Evolutionaire geschiedenis

In 1869 isoleerde Friedrich Miescher, een arts uit Zwitserland, een microscopisch kleine substantie uit een pus extract dat uit de kern van een lymfocyt kwam. Dit noemde hij nucleïne. In 1878 isoleerde de Duitse biochemicus nucleïnezuur uit nucleïne en later zijn vier nucleïnezuur bases​ In 1919 ontdekte de Litouwse biochemicus Phoebus Levene de suiker deoxyribose en de fosfaat residu van DNA. In 1937 gebruikte William Astbury röntgenstralen om voor het eerst de reguliere DNA-structuur te visualiseren.
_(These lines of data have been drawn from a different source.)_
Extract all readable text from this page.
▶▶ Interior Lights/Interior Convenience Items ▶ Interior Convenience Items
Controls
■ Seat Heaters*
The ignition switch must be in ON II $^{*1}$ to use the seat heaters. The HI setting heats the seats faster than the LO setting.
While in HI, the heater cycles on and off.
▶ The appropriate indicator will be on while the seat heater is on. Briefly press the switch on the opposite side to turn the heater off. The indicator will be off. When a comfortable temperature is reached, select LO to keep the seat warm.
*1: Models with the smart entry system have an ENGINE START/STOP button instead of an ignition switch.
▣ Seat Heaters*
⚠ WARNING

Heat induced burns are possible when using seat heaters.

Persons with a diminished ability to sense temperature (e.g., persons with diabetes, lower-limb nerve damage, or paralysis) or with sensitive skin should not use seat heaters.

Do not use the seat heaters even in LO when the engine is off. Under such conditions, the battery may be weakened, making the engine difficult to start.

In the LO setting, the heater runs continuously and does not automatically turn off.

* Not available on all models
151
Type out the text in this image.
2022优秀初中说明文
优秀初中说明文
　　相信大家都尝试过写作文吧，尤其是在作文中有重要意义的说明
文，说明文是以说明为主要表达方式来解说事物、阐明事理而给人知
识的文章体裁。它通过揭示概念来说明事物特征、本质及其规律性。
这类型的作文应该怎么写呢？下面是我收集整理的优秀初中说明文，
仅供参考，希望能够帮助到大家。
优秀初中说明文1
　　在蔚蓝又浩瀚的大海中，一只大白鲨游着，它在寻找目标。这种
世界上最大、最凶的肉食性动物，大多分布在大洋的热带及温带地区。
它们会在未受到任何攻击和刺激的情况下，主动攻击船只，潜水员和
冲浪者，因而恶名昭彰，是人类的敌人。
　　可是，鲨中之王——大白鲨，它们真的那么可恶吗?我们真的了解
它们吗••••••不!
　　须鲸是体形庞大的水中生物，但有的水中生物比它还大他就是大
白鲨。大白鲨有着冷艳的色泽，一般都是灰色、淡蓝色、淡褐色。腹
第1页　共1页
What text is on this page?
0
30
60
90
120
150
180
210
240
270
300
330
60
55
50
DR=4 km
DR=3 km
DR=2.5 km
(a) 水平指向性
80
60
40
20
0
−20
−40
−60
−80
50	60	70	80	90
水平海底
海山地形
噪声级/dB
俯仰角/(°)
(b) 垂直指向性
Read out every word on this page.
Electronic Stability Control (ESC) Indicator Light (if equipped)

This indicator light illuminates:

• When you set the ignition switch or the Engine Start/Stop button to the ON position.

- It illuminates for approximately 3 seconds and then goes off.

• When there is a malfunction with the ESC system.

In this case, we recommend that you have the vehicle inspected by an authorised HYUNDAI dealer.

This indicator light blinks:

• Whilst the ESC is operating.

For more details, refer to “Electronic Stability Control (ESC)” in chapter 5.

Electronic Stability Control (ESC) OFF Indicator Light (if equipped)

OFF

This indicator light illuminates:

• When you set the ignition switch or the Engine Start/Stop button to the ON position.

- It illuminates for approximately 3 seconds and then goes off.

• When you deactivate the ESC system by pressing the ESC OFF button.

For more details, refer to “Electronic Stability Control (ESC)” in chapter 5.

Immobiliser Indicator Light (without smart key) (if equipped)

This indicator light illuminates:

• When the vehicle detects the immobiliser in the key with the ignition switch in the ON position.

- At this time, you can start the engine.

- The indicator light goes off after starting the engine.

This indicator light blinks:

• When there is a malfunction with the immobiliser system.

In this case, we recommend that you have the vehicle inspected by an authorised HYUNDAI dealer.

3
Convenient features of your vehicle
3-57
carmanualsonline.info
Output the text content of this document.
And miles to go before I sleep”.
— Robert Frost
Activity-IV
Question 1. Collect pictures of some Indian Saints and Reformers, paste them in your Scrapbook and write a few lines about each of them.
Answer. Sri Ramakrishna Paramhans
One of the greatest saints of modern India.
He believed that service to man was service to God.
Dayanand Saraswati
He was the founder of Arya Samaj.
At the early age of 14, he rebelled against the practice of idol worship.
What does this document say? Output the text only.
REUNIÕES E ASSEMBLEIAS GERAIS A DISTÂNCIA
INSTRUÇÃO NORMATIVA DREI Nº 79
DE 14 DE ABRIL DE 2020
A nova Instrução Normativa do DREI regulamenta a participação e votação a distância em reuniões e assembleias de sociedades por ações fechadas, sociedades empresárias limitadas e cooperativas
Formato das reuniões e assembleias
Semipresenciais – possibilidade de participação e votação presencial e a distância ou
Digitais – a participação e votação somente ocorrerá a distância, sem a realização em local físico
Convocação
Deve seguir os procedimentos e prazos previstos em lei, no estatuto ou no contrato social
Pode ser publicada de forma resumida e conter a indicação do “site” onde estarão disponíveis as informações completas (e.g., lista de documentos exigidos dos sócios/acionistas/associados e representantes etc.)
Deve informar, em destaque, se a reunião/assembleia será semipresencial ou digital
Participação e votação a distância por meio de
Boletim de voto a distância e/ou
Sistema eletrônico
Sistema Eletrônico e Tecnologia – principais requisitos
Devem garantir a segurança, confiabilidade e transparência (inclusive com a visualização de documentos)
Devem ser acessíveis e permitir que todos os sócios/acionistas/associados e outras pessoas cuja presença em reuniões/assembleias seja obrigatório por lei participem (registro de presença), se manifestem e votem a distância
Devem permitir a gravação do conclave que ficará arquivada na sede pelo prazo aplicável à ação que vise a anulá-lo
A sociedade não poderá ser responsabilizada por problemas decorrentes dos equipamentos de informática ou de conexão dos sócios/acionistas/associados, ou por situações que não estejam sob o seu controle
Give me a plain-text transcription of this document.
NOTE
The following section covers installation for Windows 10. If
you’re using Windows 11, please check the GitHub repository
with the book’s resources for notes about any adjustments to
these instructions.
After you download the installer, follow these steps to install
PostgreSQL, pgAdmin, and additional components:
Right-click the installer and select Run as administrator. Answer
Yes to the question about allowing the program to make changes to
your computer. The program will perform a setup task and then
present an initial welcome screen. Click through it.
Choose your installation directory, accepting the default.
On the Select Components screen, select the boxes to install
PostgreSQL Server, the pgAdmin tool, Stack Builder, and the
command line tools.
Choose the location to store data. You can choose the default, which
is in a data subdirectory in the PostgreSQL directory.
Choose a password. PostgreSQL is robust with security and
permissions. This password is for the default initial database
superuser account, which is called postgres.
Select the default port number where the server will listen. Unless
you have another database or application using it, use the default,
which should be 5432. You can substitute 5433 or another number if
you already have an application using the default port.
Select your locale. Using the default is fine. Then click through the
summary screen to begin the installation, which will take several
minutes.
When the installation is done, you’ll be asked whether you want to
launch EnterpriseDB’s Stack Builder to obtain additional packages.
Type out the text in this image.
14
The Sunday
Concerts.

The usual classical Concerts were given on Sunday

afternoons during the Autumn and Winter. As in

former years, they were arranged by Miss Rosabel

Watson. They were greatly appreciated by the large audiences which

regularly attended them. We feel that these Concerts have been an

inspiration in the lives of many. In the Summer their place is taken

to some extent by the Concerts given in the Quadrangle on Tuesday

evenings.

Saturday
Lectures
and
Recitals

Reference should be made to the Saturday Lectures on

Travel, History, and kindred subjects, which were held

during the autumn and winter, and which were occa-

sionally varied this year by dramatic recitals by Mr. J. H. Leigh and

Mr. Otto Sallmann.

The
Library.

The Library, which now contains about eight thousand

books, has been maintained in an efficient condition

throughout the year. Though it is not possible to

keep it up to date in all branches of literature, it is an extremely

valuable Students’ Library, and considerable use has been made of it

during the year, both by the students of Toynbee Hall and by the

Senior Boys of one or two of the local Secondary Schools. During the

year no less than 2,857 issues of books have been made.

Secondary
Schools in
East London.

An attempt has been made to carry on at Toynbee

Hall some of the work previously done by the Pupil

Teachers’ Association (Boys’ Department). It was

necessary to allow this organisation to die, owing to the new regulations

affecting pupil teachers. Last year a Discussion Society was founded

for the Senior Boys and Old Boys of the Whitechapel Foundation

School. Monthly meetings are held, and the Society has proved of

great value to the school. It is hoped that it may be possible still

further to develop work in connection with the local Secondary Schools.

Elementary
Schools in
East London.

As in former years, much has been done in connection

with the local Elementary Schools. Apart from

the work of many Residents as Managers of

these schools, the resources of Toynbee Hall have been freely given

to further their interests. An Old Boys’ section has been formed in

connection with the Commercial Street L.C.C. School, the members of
Dat DNA een belangrijke rol speelt bij erfelijkheid, werd in 1952 bevestigd door de genetici Alfred Day Hershey en Martha Chase op basis van hun ontdekking dat DNA genetisch materiaal is. Een jaar later presenteerde James Watson, samen met Francis Crick, in het tijdschrift Nature wat nu wordt beschouwd als het eerste correcte model met dubbele helix van de DNA-structuur. Röntgenstraal genomen in mei 1952 door Rosalind Franklin.